One could do that. I can understand that some nations in the Arab world feel that they should do this, but on the whole I have my doubts in the usefulness of arming the opposition. I think non-lethal support is important. My preference would be a political process and certainly not arming the opposition, also because I can't answer the question who is or who are the opposition. That's awfully complicated in Syria.
According to a Human Rights Watch report from last week, the Syrian rebels have apparently also committed atrocities against Assad loyalists. Can the international community still maintain its support for the rebels if they resort to the same kind of human rights violations as the Assad regime?
That's an interesting and complicated question. If Human Rights Watch has it right, that the opposition is also committing serious crimes against civilians without proper trial, it does make the situation more complicated and it does make it much more complicated to supply arms to rebel groups of which we have many. And apparently it's not only the Assad machine which murders and kills, but also some elements - not the whole of course - of the opposition committing heinous crimes.
This weekend the international Friends of Syria group will meet in Istanbul. What do you expect from the conference after the demands of the group at their last meeting to open a humanitarian corridor and to agree to a cease-fire were ignored?
Opening a humanitarian corridor is another element I do not have much faith in I must admit. Because a) there is humanitarian relief in Turkey on the other side of the border. And b) can you organize a humanitarian corridor without air power and I add without boots on the ground?
I am not THE military expert, but my NATO years have given my some military experience and politicians calling for a humanitarian corridor should also answer these questions: Do you need air forces and if so who is going to provide them? I don't see that. Do you need boots on the ground and if so who is going to provide those soldiers? In other words, about those calls also from the European Parliament for a humanitarian corridor, have those MEP's and others thought about the consequences?
The Friends of Syria can be very useful in discussing for instance the more civilian elements and non-lethal support to the opposition. But let's give Kofi Annan priority I would say.
How hopeful are you that the Annan mission will be successful and that perhaps the Assad regime will be gone by next year?
That's difficult. We thought a few months ago that Assad would perhaps have left by now. He's still there. He's rather dominant militarily in Syria, so it might be weeks if not months, but having any form of transition in Syria I say again will need the support of the permanent five members of the Security Council. And if there is one person in whom I have confidence that he will succeed - I know him very well - it's Kofi Annan. A better one than Kofi Annan doesn't exist. I don't see another man or woman who could probably achieve what I hope Kofi Annan will achieve, but it's an uphill struggle.
And finally a non-Syria question, what does the snub by President-elect Vladimir Putin who will probably not attend the NATO summit in Chicago mean for relations between Russia and the transatlantic alliance?
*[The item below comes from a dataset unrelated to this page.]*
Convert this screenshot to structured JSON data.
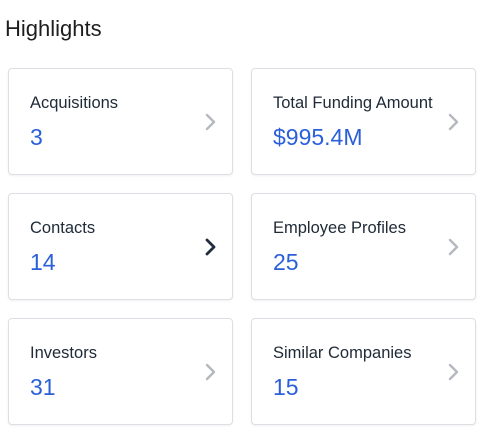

That's not the signal I am hoping for. I understand that no final decision has been taken. But Russia as an important NATO partner should be in Chicago. There should be a NATO-Russia council meeting at the level of the heads of states and governments which means that Mr. Putin should travel to Chicago. If he doesn't it's the wrong signal in the NATO-Russia relationship.
Russia is an important partner and I would hope that after the elections, whatever one might think about the elections, that Putin would reopen some doors which he has closed during the election campaign by heavily criticizing the United States and NATO more in general. So I still have hopes that the Russians will come to Chicago. Not going there would of course be a bad signal in the NATO-Russia relationship. That is certainly not what I am waiting for and that's not what the partnership between NATO and Russia needs.